Everyone would love to have a simple intervention that can be given to a patient during and after an MI that would lessen the long-term damage and speed recovery.
In these reviews we generally report good news; the MARIA study is something of an exception to that rule. The intervention failed to provide benefit to these patients, yet honestly it isn’t an intervention a naturopathic physician would consider—it is beyond our scope and certainly outside of our philosophy.
There have been strong hints over the past year to suggest that melatonin should have been useful. A June 2017 paper reported that melatonin ameliorates myocardial ischemia/reperfusion injuries in rats.3 It also suppresses platelet activation triggered by cardiac ischemia/reperfusion injury.4
Perhaps the MARIA melatonin dose was just too large or too intense. Perhaps it reached the heart too late to be of help.
A year ago Javanamard et al reported that they had conducted a double-blind, randomized controlled trial of 39 patients (32 men and 7 women) with 3-vessel coronary disease who underwent coronary bypass grafting surgery. Of these patients, 20 received 10 mg oral melatonin before bed for 1 month. The 19-person control group received placebo. Mean levels of 3 markers of endothelial cell function including intercellular adhesion molecule (ICAM), vascular cell adhesion molecule (VCAM), and C-reactive protein (CRP) showed statistically significant reductions in the melatonin group. There was a statistically significant decrease in serum nitric oxide (NO) in the control group but no change in the melatonin group.5
This is confusing. We had hoped that the MARIA study would provide clear justification to aggressively enlist melatonin for use in patients who are having heart attacks or who have undergone balloon procedures as a way to limit tissue damage and speed recovery. In this instance timing makes a big difference; early administration might still prove useful but later treatment might backfire.

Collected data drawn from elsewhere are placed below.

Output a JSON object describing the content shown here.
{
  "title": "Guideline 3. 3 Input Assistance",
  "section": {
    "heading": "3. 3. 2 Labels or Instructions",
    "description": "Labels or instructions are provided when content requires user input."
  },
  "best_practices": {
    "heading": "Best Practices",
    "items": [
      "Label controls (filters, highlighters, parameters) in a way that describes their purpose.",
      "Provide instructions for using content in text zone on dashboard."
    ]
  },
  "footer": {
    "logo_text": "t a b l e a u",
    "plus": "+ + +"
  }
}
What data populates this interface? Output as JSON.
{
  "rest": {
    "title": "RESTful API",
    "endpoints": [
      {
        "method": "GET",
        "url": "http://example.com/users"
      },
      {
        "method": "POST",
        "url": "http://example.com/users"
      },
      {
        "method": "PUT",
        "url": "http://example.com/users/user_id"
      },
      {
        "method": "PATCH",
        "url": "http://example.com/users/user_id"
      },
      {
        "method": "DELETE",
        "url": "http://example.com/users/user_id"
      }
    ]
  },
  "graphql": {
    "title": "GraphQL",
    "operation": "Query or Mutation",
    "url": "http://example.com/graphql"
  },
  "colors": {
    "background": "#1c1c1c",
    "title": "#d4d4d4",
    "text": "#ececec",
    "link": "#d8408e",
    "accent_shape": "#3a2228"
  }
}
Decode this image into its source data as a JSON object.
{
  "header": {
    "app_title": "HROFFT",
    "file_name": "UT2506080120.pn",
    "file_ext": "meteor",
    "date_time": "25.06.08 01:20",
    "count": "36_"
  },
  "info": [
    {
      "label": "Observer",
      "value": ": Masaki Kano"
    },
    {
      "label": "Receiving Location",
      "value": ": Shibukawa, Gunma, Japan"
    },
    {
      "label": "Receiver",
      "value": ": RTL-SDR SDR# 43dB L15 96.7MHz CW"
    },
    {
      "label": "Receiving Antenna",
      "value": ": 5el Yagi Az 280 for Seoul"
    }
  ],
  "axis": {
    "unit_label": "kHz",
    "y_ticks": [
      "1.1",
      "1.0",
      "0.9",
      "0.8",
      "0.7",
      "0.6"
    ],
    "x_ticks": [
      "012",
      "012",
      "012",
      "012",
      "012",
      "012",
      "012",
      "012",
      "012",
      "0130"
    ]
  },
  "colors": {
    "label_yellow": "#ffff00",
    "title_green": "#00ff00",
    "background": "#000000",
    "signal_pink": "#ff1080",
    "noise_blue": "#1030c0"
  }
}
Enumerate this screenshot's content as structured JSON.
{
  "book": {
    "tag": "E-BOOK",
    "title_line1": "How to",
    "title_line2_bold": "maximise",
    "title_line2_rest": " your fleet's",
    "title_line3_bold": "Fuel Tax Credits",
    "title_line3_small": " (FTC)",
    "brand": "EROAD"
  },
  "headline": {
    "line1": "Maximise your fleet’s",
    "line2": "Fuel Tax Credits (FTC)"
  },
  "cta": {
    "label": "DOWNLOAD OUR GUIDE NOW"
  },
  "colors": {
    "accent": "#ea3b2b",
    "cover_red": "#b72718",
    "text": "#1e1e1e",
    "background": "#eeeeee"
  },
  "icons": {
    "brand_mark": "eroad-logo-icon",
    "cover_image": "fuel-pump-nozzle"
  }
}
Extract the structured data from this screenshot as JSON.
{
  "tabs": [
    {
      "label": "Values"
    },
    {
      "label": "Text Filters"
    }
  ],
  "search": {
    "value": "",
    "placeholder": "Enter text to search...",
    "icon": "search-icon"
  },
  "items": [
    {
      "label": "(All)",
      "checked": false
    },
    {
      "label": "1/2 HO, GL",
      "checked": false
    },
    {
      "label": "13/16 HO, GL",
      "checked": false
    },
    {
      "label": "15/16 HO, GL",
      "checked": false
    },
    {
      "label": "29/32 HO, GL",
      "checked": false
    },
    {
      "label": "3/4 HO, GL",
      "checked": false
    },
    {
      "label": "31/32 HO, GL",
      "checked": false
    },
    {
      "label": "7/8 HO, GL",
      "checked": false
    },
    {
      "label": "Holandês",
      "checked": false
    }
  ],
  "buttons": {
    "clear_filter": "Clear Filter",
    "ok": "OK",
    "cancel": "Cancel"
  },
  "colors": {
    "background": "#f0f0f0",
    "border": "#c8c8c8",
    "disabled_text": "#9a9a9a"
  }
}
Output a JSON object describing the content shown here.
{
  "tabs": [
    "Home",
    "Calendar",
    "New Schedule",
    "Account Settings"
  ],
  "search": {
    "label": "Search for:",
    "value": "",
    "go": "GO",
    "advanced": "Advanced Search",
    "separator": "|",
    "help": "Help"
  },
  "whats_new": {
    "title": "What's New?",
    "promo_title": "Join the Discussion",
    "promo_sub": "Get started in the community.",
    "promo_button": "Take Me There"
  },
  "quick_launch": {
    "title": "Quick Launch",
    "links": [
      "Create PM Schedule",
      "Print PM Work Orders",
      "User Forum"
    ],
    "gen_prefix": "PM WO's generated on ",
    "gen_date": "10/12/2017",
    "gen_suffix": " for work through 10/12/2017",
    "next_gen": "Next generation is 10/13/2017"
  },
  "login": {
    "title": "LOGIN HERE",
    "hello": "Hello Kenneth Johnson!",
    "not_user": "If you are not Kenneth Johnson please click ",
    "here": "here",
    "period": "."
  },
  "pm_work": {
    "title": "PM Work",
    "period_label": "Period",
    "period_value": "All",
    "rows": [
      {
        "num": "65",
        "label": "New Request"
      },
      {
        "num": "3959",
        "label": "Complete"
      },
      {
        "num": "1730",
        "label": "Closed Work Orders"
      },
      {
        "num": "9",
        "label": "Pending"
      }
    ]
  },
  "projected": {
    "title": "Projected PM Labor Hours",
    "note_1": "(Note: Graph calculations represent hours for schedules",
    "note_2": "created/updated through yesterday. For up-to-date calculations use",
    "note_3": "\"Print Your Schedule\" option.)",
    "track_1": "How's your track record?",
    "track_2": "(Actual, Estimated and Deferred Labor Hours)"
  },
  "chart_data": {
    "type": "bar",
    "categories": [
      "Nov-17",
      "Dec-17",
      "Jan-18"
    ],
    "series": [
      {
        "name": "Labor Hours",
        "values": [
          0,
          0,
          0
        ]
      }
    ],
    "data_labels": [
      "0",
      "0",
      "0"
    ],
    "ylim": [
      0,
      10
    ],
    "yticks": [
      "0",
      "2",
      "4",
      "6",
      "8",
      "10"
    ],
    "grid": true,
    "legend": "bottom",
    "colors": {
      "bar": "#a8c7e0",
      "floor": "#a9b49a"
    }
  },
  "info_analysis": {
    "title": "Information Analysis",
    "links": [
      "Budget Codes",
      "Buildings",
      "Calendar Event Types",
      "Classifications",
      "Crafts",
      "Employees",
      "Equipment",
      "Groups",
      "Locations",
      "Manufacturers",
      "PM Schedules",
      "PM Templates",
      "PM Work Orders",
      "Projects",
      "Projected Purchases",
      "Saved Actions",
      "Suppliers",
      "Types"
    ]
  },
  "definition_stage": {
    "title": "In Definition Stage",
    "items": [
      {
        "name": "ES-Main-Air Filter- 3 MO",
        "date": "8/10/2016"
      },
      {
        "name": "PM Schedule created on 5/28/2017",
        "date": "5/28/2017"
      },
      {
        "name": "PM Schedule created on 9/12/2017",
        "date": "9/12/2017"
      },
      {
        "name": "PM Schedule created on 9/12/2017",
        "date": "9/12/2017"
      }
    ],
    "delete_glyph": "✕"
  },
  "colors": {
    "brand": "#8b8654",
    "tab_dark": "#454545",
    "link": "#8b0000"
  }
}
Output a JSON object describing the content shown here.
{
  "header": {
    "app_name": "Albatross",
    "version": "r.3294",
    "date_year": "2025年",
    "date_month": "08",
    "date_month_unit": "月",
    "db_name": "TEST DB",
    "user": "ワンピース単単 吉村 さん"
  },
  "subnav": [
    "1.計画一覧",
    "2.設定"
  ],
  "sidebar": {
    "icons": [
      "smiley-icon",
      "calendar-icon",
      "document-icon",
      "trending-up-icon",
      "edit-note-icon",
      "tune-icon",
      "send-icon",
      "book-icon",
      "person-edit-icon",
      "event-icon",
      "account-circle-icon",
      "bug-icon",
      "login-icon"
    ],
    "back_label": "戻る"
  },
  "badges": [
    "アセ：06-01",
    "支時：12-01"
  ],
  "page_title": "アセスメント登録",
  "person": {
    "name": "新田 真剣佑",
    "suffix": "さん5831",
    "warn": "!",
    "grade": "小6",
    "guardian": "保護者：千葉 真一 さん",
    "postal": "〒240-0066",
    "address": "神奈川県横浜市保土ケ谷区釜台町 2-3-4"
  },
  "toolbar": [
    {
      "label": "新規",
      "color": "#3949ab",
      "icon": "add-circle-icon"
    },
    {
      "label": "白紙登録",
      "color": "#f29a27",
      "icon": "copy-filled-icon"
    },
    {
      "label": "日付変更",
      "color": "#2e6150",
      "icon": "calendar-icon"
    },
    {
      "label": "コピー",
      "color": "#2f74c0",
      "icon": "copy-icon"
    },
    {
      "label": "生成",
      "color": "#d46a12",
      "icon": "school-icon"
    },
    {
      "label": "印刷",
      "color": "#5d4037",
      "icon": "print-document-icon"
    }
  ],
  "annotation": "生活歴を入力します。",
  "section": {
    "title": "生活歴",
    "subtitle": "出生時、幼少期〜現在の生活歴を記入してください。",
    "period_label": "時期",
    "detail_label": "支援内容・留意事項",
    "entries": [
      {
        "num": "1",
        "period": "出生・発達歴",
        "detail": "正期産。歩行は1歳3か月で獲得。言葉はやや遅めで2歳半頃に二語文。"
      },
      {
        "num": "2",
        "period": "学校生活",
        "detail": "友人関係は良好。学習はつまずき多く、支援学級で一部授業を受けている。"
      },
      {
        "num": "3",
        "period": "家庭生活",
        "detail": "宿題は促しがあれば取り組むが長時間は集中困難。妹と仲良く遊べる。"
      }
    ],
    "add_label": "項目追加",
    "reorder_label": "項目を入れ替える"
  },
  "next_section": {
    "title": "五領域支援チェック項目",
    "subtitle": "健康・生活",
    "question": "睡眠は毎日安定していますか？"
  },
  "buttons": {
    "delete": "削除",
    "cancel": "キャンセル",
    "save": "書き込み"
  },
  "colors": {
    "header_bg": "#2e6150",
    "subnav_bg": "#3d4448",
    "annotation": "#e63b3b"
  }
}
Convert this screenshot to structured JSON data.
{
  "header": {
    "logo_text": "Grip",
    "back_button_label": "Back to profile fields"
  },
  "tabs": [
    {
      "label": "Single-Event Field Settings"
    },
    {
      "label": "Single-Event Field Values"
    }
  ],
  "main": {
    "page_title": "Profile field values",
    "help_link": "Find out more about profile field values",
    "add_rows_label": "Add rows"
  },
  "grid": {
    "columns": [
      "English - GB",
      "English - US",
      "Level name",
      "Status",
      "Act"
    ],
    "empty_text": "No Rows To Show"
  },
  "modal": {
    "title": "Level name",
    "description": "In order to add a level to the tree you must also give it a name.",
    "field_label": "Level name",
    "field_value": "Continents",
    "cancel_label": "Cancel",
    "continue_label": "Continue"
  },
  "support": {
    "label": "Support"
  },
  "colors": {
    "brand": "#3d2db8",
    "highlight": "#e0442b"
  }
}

Harvard researcher Eva Schernhammer reported in May 2017 that there was a significant inverse association between melatonin secretion and risk of MI, with lower melatonin secretion significantly associated with a higher risk of MI. The odds ratio (OR) for every one unit lower log-transformed sulfatoxymelatonin/creatinine ratio was 1.51 (95% confidence interval [CI]: 1.16-1.96). Women in the highest category had an estimated absolute risk of MI of 84 cases per 100,000 person-years compared with 197 cases per 100,000 person-years in the lowest category. The association was strongly modified by BMI (P-value for interaction=0.02).6
In a 2014 study on lower body ischemia and reperfusion during abdominal aortic repair, a 50 mg dose of melatonin plus a postoperative dose of 30 mg reduced oxidative stress and reduced myocardial damage.7
Clearly there is potential for melatonin to be of help, we probably just need the right dose at the right time. We’re not there yet.